# Anyone Know What The Watch Is?



## jasonm (Nov 22, 2003)




----------



## Roy (Feb 23, 2003)

I do.


----------



## Silver Hawk (Dec 2, 2003)

Hamilton Electric?









You should offer a prize.


----------



## jasonm (Nov 22, 2003)

Er no its not electric









Im glad you know Roy, I would worry if you had forgotten it so soon...









Its a 'DoxRLTeno'







Ive been badgering Roy for months to sell this to me, and he finally gave in to the pressure







( I think he got fed up with me







)

Its really, really nice, the acrylic crystal is so huge! Roys original photos really diddnt do it any justice at all, nor do mine actually, its a really hard one to photograph, thedial is a very nice deep orange...Im very happy...Cheers again Roy!!!!!


----------



## PhilM (Nov 5, 2004)

I like and yes thats so orange







Very nice indeed


----------



## Silver Hawk (Dec 2, 2003)

Oh Yes....the "meat-and-two-veg" watch









I like it. Nice.


----------



## mach 0.0013137 (Jan 10, 2005)

Very cool









I`d like to say it went to a good home









But I can`t `cause I didn`t get it












































Just because Jason dives and I can`t even swim
















Well that and the fact he asked (should that be begged) for it and I didn`t


----------



## pauluspaolo (Feb 24, 2003)

Very nice indeed - I like that, but then I like Doxas. UhrKraft make, or used to make, a version of the Zeno 300m diver which (I think) had the same case and crystal (but different bezel) as your "DoxRLTeno". I used to own one and it was a nice watch - didn't cost too much either as I recall. I sold it though because with me wearing the watch, the hugely domed crystal was an absolute scratch magnet - I'm always clobbering my watches on doors, walls etc etc etc







Anyway I kind of wish I'd kept it now as it would have been an ideal candidate for customising.

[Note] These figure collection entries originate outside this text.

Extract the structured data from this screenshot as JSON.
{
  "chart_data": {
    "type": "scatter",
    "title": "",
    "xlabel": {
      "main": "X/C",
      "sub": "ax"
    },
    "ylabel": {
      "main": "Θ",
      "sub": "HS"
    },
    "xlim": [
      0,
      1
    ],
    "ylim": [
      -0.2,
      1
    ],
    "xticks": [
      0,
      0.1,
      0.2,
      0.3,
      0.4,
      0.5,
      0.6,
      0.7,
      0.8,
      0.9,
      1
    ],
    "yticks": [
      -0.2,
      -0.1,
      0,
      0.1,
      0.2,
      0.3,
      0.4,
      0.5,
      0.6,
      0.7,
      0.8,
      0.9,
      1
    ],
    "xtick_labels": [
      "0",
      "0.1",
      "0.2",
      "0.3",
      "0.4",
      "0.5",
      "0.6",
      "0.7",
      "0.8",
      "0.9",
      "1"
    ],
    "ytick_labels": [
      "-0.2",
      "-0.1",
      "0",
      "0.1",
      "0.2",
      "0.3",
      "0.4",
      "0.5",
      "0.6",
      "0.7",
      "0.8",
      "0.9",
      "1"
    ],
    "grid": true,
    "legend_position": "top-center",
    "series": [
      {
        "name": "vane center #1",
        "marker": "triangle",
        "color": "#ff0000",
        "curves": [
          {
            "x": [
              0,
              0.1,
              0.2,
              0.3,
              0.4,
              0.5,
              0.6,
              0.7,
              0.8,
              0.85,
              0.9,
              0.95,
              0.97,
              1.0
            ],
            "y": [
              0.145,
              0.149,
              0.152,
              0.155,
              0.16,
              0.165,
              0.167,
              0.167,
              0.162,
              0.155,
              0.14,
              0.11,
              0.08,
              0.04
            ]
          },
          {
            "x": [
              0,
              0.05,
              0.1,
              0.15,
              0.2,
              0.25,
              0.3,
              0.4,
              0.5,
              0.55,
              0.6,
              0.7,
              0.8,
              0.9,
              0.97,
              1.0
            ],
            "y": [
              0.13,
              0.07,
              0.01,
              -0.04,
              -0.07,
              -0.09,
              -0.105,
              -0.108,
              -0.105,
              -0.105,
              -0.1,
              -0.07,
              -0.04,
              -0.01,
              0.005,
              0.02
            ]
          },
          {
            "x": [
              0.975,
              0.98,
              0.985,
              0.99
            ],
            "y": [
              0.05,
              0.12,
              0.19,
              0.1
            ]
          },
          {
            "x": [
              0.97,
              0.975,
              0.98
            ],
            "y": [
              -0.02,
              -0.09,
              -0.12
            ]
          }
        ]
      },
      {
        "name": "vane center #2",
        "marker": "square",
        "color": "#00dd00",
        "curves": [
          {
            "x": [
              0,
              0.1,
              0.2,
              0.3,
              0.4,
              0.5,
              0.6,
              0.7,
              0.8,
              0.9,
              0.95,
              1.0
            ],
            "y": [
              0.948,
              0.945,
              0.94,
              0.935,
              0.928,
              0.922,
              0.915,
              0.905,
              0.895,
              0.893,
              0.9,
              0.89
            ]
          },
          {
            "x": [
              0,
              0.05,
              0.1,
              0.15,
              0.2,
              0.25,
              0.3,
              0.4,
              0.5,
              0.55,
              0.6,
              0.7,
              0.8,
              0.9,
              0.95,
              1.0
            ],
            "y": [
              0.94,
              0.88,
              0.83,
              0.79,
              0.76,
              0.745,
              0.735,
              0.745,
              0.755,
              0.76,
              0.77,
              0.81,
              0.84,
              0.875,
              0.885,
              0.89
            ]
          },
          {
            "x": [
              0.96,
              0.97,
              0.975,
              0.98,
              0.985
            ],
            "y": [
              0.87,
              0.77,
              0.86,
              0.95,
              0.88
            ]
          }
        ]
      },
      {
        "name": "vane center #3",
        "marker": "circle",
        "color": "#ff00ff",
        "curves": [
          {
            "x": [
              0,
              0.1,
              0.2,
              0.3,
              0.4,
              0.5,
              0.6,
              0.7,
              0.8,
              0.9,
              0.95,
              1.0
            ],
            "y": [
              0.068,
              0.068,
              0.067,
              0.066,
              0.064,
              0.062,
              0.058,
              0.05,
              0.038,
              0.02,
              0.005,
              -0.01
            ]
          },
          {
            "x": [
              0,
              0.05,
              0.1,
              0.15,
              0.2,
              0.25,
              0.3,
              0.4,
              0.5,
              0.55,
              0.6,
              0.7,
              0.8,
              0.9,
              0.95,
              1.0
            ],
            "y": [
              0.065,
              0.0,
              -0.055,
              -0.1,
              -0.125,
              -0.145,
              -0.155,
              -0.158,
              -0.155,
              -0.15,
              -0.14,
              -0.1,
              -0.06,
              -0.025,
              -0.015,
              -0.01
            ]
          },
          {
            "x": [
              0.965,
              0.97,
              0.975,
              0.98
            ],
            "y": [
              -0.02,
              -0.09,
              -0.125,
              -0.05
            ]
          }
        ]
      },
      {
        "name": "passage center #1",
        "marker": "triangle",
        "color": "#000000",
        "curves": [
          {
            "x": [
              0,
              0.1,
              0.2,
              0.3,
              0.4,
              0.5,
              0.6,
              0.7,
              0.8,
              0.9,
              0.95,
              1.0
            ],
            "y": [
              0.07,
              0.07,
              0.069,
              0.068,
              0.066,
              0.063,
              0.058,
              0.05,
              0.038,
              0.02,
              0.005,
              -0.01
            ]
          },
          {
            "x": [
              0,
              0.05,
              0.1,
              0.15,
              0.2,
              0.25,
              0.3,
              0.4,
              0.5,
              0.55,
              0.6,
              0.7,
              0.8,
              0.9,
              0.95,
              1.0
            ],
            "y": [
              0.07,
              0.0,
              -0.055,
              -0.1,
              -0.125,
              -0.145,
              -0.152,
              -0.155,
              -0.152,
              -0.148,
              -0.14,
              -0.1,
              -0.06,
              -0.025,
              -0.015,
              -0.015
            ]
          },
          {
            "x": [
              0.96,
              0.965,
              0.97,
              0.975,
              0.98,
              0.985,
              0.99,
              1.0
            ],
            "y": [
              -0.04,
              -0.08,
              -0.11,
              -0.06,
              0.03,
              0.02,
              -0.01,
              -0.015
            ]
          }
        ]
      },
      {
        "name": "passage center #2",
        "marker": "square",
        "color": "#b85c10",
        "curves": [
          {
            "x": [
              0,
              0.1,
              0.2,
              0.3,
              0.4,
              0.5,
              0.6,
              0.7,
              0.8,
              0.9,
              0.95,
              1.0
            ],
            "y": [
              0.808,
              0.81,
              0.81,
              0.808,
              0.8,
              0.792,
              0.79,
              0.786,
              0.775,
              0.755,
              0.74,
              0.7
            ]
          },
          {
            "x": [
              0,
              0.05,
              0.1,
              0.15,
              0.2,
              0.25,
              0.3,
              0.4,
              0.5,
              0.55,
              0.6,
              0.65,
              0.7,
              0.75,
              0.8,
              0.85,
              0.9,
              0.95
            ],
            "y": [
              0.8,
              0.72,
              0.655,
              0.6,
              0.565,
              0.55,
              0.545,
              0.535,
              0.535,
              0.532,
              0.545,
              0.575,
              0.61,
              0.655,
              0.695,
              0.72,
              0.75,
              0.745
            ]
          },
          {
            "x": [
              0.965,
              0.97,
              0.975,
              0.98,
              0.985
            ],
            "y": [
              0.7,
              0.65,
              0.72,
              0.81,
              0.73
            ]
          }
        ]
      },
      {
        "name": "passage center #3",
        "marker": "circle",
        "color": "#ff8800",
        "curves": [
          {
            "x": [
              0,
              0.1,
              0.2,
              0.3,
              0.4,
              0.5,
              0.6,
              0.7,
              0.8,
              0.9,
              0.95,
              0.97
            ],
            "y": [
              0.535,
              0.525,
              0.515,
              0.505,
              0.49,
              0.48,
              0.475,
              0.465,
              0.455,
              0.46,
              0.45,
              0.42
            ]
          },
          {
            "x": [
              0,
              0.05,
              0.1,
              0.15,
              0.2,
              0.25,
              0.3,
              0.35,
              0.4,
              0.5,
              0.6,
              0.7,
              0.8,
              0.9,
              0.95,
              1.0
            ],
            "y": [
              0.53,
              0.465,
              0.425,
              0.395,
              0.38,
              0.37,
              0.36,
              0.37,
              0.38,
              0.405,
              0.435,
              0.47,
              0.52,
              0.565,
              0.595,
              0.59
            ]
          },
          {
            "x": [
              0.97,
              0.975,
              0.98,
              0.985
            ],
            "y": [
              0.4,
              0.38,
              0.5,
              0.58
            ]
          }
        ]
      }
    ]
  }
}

The last watch I bashed was my Marinemaster while I was changing the wheel on my dads Merc - so it now has a small dent in one of the lugs







Ahhh what the hell? It's only a watch and it's there to be worn, so it's bound to pick up the odd dent or scratch or two along the way.

Mercedes 1 - Marinemaster 0


----------



## Katt (Jun 3, 2005)

Oh nice score Jason that is a lovely addition to your collection...























I assume that will be your watch of choice on Friday then!!!! [And most of the other days of the week for a while!!!!!]

Joli.


----------



## jasonm (Nov 22, 2003)

Thanks for the comments..

Yes Joli, it will be my wearer for a while







Its funny, just lately Ive passed over my divers and been wearing more 'dressy' watches but this has rekindled my diver interest







Funny how these things go in cycles....


----------



## bill (Oct 16, 2004)

Top bit of kit, Is it standard or has Roy done some of his magic to it?? (hav'nt got time to search the web.....


----------



## pauluspaolo (Feb 24, 2003)

Hi Bill,

Roy built the watch up from various bits and pieces - the case is from Zeno but the movement & dial are genuine Doxa items.

All the gory details are here:

http://www.rltwatches.co.uk/forums/index.php?showtopic=9375

Enjoy


----------